さらには、何と自分も家庭内で大火傷をし、入院して手術。足の皮膚を移植したのだという。
「去年はさんざんだったよ、今年はすこしは明るくなるといいんだが」とぼそぼそ語るが、その声の落ち着きように敬服。腹をくくって、ゆっくりと苦の中を歩んでいる、といった調子である。
「いや、振り返ってみると、毎年毎年、色々あったね」
「これからも多分まだまだあるんだろうね」などと言い交して電話は終り。
中で一点、とくに共感したのは、全身麻酔の話である。
私は特別な胃カメラ検査で、彼は火傷の手術で、麻酔注入と同時に直ちに意識を失い、あたかも次の瞬間、と思って目覚めたら数時間も経っていた、という体験である。
漱石の「三十分の死」ならぬ数時間の死だったね、と笑いあったが、あれは気持ちがよかったなあ、とまた共感。

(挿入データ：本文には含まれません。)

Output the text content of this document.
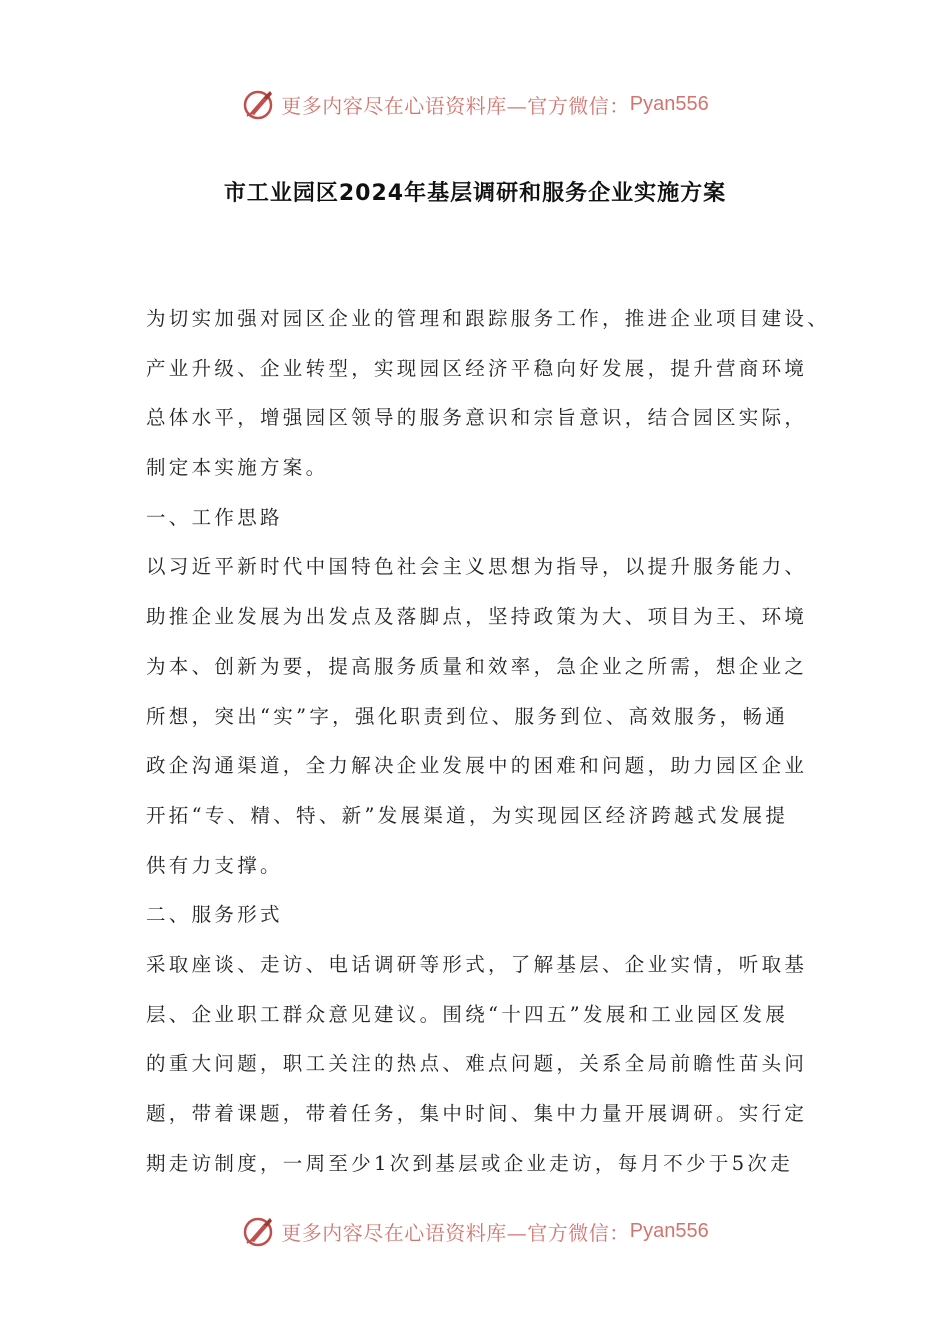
更多内容尽在心语资料库—官方微信： Pyan556
市工业园区2024年基层调研和服务企业实施方案
为切实加强对园区企业的管理和跟踪服务工作，推进企业项目建设、
产业升级、企业转型，实现园区经济平稳向好发展，提升营商环境
总体水平，增强园区领导的服务意识和宗旨意识，结合园区实际，
制定本实施方案。
一、工作思路
以习近平新时代中国特色社会主义思想为指导，以提升服务能力、
助推企业发展为出发点及落脚点，坚持政策为大、项目为王、环境
为本、创新为要，提高服务质量和效率，急企业之所需，想企业之
所想，突出“实”字，强化职责到位、服务到位、高效服务，畅通
政企沟通渠道，全力解决企业发展中的困难和问题，助力园区企业
开拓“专、精、特、新”发展渠道，为实现园区经济跨越式发展提
供有力支撑。
二、服务形式
采取座谈、走访、电话调研等形式，了解基层、企业实情，听取基
层、企业职工群众意见建议。围绕“十四五”发展和工业园区发展
的重大问题，职工关注的热点、难点问题，关系全局前瞻性苗头问
题，带着课题，带着任务，集中时间、集中力量开展调研。实行定
期走访制度，一周至少1次到基层或企业走访，每月不少于5次走
更多内容尽在心语资料库—官方微信： Pyan556
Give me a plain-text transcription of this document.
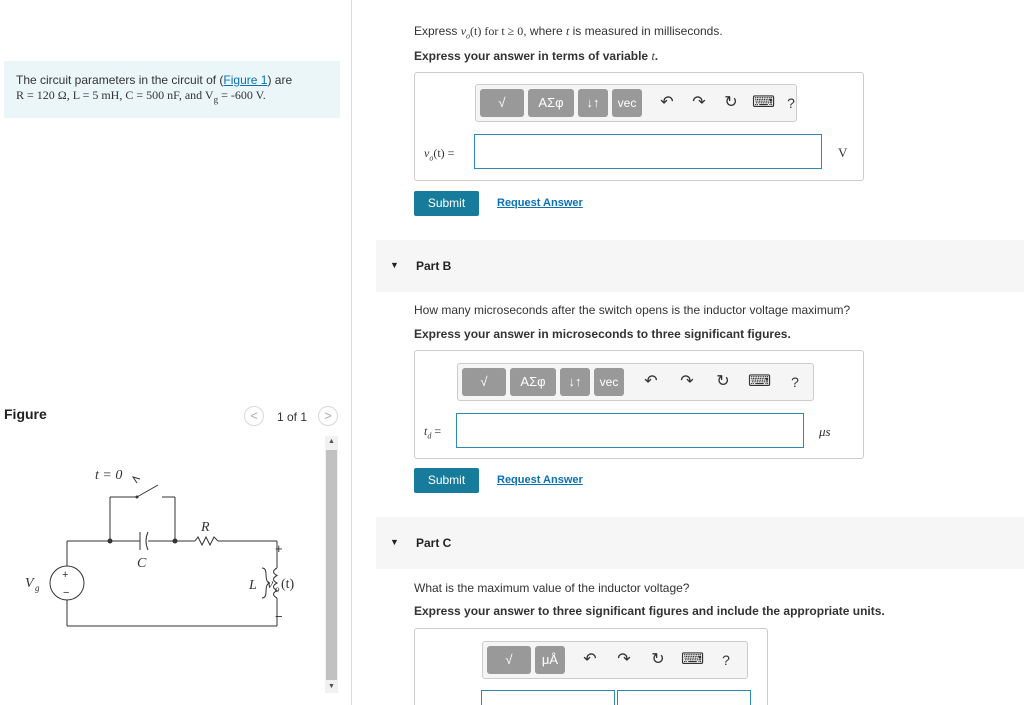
The circuit parameters in the circuit of (Figure 1) are
R = 120 Ω, L = 5 mH, C = 500 nF, and $V_g = -600$ V.
Figure	<	1 of 1	>
t = 0
R
C
L
V g	v o (t)
+
−
+
−
▲
▼
Express $v_o(t)$ for t ≥ 0, where t is measured in milliseconds.
Express your answer in terms of variable t.
√	ΑΣφ	↓↑	vec	↶ ↷ ↻ ⌨ ?
$v_o(t)$ =	V
Submit	Request Answer
▼ Part B
How many microseconds after the switch opens is the inductor voltage maximum?
Express your answer in microseconds to three significant figures.
√	ΑΣφ	↓↑	vec	↶ ↷ ↻ ⌨	?
$t_d$ =	μs
Submit	Request Answer
▼ Part C
What is the maximum value of the inductor voltage?
Express your answer to three significant figures and include the appropriate units.
√	μÅ	↶ ↷ ↻ ⌨	?
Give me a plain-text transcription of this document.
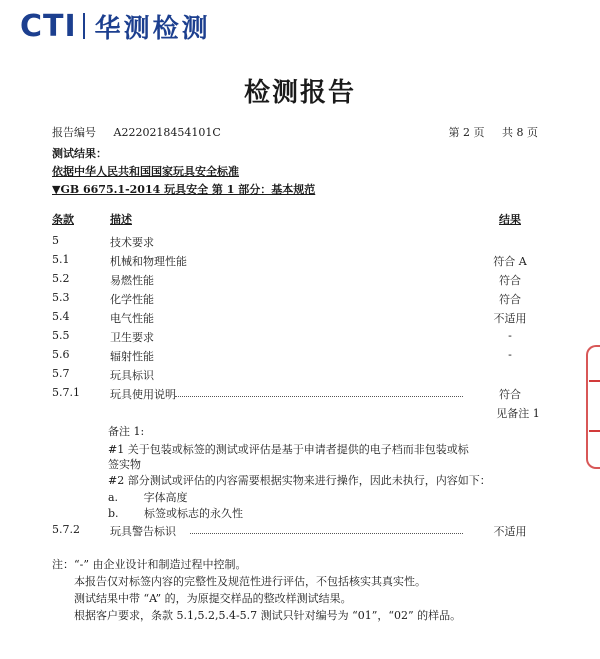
CTI 华测检测
检测报告
报告编号 A2220218454101C	第 2 页 共 8 页
测试结果：
依据中华人民共和国国家玩具安全标准
▼GB 6675.1-2014 玩具安全 第 1 部分：基本规范
条款	描述	结果
5	技术要求
5.1	机械和物理性能	符合 A
5.2	易燃性能	符合
5.3	化学性能	符合
5.4	电气性能	不适用
5.5	卫生要求	-
5.6	辐射性能	-
5.7	玩具标识
5.7.1	玩具使用说明	符合
见备注 1
备注 1:
#1 关于包装或标签的测试或评估是基于申请者提供的电子档而非包装或标
签实物
#2 部分测试或评估的内容需要根据实物来进行操作，因此未执行，内容如下：
a. 字体高度
b. 标签或标志的永久性
5.7.2	玩具警告标识	不适用
注：“-” 由企业设计和制造过程中控制。
本报告仅对标签内容的完整性及规范性进行评估，不包括核实其真实性。
测试结果中带 “A” 的，为原提交样品的整改样测试结果。
根据客户要求，条款 5.1,5.2,5.4-5.7 测试只针对编号为 “01”，“02” 的样品。
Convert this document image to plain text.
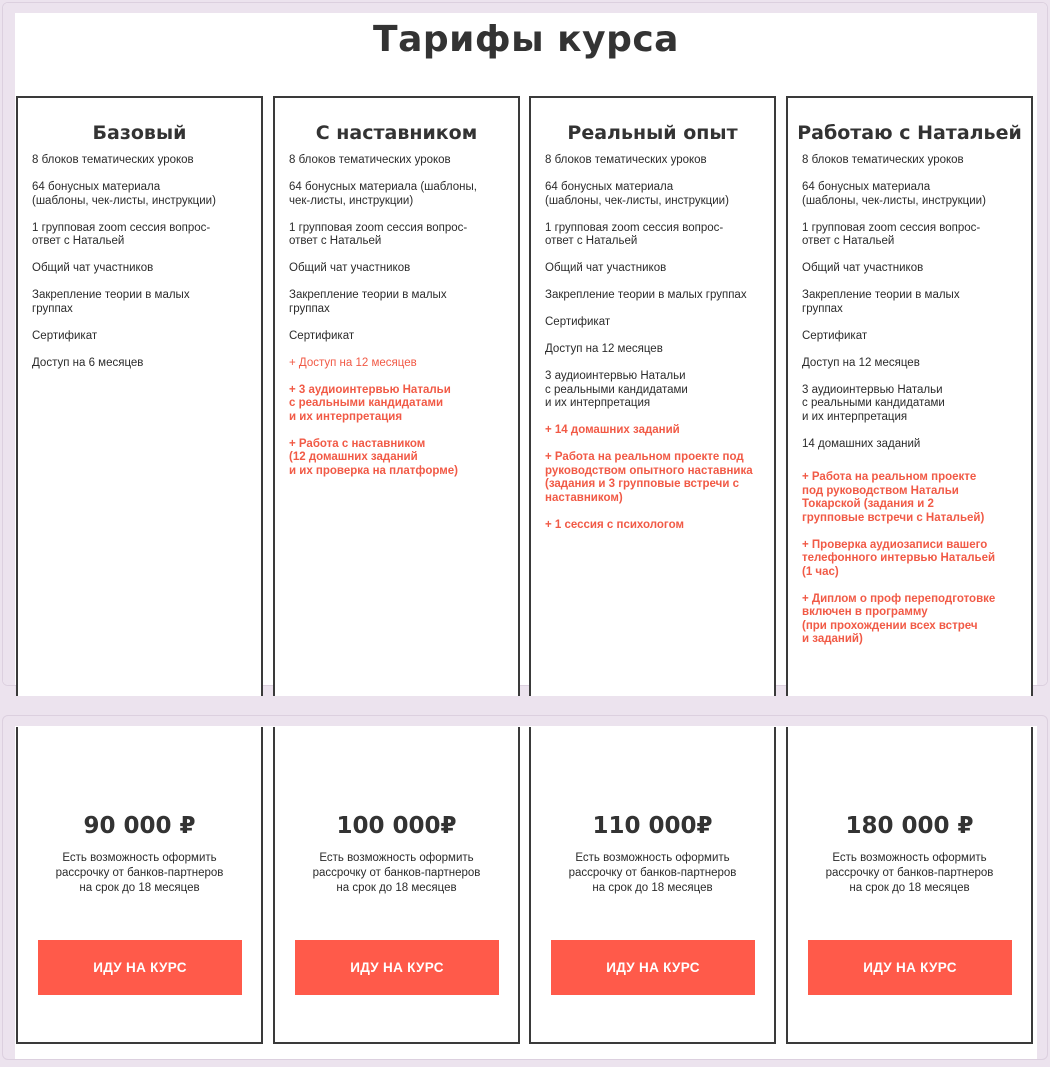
Тарифы курса
Базовый
8 блоков тематических уроков
64 бонусных материала
(шаблоны, чек-листы, инструкции)
1 групповая zoom сессия вопрос-
ответ с Натальей
Общий чат участников
Закрепление теории в малых
группах
Сертификат
Доступ на 6 месяцев
С наставником
8 блоков тематических уроков
64 бонусных материала (шаблоны,
чек-листы, инструкции)
1 групповая zoom сессия вопрос-
ответ с Натальей
Общий чат участников
Закрепление теории в малых
группах
Сертификат
+ Доступ на 12 месяцев
+ 3 аудиоинтервью Натальи
с реальными кандидатами
и их интерпретация
+ Работа с наставником
(12 домашних заданий
и их проверка на платформе)
Реальный опыт
8 блоков тематических уроков
64 бонусных материала
(шаблоны, чек-листы, инструкции)
1 групповая zoom сессия вопрос-
ответ с Натальей
Общий чат участников
Закрепление теории в малых группах
Сертификат
Доступ на 12 месяцев
3 аудиоинтервью Натальи
с реальными кандидатами
и их интерпретация
+ 14 домашних заданий
+ Работа на реальном проекте под
руководством опытного наставника
(задания и 3 групповые встречи с
наставником)
+ 1 сессия с психологом
Работаю с Натальей
8 блоков тематических уроков
64 бонусных материала
(шаблоны, чек-листы, инструкции)
1 групповая zoom сессия вопрос-
ответ с Натальей
Общий чат участников
Закрепление теории в малых
группах
Сертификат
Доступ на 12 месяцев
3 аудиоинтервью Натальи
с реальными кандидатами
и их интерпретация
14 домашних заданий
+ Работа на реальном проекте
под руководством Натальи
Токарской (задания и 2
групповые встречи с Натальей)
+ Проверка аудиозаписи вашего
телефонного интервью Натальей
(1 час)
+ Диплом о проф переподготовке
включен в программу
(при прохождении всех встреч
и заданий)
90 000 ₽
Есть возможность оформить
рассрочку от банков-партнеров
на срок до 18 месяцев
ИДУ НА КУРС
100 000₽
Есть возможность оформить
рассрочку от банков-партнеров
на срок до 18 месяцев
ИДУ НА КУРС
110 000₽
Есть возможность оформить
рассрочку от банков-партнеров
на срок до 18 месяцев
ИДУ НА КУРС
180 000 ₽
Есть возможность оформить
рассрочку от банков-партнеров
на срок до 18 месяцев
ИДУ НА КУРС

できたら、あんな風に行きたいものだね、とまたまた共感。
さて、子無しの彼らはどんな正月を送ったのだろう、などとしばし思って、ふと気がついた。
陽光はまだ燦々と降り注いでいる。
ああ、今でもいいな、と思いつつ、またゆっくりと歩き出す。
極楽ももう午(ひる)に近くなっていたのである。